I asked him a question about the normal function of alpha-secretase and he said that the protein produced is much smaller and it doesn't have any effect. To me, that seems to imply that the normal brain doesn't use amyloid-precursor protein for any positive function, but hey. I'm not a researcher in his field and I didn't want to say "huh? why do you think it has normal physiological functions then?"
I'd like to poke around and do some research on this, but judging by the crazy slides of graphs and his talk about knockout mice missing different nicotinic receptors having strange dose-response curves... I'm not sure I could follow that level of technicality.

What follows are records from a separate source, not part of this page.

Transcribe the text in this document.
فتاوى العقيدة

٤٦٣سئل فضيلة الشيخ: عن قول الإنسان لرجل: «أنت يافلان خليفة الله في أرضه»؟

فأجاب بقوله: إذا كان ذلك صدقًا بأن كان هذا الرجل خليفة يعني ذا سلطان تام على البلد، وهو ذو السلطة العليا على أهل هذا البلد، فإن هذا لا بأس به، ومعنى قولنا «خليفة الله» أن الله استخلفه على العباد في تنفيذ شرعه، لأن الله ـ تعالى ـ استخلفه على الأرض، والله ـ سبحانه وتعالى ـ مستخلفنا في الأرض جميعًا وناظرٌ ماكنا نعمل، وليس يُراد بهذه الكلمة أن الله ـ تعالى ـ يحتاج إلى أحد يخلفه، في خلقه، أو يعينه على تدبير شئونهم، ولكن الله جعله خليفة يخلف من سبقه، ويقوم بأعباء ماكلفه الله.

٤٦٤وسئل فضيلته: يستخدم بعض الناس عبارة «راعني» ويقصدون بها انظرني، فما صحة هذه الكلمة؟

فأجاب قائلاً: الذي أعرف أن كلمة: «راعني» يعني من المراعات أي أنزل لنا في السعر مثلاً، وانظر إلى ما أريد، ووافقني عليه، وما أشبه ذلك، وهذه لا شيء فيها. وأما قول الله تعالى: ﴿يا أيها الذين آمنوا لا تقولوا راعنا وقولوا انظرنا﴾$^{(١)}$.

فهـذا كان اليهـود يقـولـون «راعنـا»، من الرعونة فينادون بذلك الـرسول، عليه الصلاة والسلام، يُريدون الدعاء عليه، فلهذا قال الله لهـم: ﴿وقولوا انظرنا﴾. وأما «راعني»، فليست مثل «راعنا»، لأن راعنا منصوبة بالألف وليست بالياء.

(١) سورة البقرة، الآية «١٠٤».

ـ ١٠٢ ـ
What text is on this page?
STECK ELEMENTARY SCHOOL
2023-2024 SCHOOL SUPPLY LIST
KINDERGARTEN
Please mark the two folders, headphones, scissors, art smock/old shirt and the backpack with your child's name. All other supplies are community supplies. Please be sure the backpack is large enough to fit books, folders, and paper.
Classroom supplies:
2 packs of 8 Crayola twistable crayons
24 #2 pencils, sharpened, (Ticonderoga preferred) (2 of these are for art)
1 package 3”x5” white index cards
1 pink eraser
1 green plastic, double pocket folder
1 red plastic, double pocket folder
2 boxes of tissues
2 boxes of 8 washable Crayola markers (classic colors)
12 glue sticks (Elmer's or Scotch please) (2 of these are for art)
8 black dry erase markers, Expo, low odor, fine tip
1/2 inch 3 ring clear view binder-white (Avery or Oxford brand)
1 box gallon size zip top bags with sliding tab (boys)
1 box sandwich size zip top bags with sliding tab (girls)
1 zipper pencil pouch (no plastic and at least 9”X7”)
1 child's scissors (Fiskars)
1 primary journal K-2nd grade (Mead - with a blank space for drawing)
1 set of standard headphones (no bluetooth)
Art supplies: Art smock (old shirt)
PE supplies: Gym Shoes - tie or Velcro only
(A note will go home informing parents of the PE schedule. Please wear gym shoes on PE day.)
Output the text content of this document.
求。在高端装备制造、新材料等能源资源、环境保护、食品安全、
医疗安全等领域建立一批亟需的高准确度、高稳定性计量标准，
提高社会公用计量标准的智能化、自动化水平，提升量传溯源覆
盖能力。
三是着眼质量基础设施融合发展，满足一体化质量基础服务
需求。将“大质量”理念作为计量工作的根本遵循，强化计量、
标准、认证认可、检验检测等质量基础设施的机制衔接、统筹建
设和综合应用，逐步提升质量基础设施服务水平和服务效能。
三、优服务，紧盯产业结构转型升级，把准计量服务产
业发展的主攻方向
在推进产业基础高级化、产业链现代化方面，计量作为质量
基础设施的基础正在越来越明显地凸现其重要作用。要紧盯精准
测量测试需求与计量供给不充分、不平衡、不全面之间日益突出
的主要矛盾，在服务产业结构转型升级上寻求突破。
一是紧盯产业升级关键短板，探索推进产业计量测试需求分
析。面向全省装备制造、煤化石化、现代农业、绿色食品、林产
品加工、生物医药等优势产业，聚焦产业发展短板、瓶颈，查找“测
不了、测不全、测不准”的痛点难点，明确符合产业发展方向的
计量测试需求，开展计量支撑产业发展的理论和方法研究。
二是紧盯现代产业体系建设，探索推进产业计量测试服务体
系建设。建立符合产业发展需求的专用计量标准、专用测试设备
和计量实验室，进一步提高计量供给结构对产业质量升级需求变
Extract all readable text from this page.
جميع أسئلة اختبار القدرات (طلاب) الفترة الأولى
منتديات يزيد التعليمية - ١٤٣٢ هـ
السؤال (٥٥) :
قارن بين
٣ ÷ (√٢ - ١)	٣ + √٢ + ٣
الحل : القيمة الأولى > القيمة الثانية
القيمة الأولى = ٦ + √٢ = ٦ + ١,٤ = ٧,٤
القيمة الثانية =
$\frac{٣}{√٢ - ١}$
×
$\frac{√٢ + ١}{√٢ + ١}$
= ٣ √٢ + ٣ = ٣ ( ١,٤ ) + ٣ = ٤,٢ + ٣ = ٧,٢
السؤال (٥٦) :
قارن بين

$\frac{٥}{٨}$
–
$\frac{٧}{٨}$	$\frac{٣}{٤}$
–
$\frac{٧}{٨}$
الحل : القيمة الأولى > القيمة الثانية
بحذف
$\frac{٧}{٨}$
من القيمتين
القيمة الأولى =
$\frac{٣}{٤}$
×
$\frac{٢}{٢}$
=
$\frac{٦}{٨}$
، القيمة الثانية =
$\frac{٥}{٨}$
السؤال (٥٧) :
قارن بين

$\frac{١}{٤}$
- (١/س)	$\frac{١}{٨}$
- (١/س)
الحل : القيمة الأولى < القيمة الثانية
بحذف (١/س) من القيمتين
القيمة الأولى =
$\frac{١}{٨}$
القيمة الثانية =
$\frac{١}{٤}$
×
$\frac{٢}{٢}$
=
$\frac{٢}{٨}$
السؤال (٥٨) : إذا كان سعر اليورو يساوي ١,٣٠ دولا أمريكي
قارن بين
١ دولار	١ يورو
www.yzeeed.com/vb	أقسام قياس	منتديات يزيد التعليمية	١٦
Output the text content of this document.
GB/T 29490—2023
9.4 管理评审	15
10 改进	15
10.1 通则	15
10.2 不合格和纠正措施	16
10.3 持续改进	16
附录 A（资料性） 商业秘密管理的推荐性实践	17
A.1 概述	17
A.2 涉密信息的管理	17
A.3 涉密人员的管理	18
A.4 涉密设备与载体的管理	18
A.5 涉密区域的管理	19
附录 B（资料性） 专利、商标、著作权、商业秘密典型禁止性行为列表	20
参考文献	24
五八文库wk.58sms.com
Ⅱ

One of the things I've learned through my research experience is that I enjoy asking the big questions. Research is something I admire, but I don't really have the lab skills and temperament to enjoy it on a long term basis. Still, I'll be coming in this week to summarize my lab results thus far and start finishing up my experiment. Wet labs are fun, but my goodness! They are SO stressful too! I had an experiment get pushed back a full MONTH because of difficulties with malaria parasites and blood and the lab equipment... it felt like the whole chain of protocol was breaking down piece by piece and we chased after it until everything died and we had to start all over again.
Sorry about the long post. It's been a while since I last wrote and I have a lot to say. I've got more thoughtful things on queue, but these are the things that have been on my mind.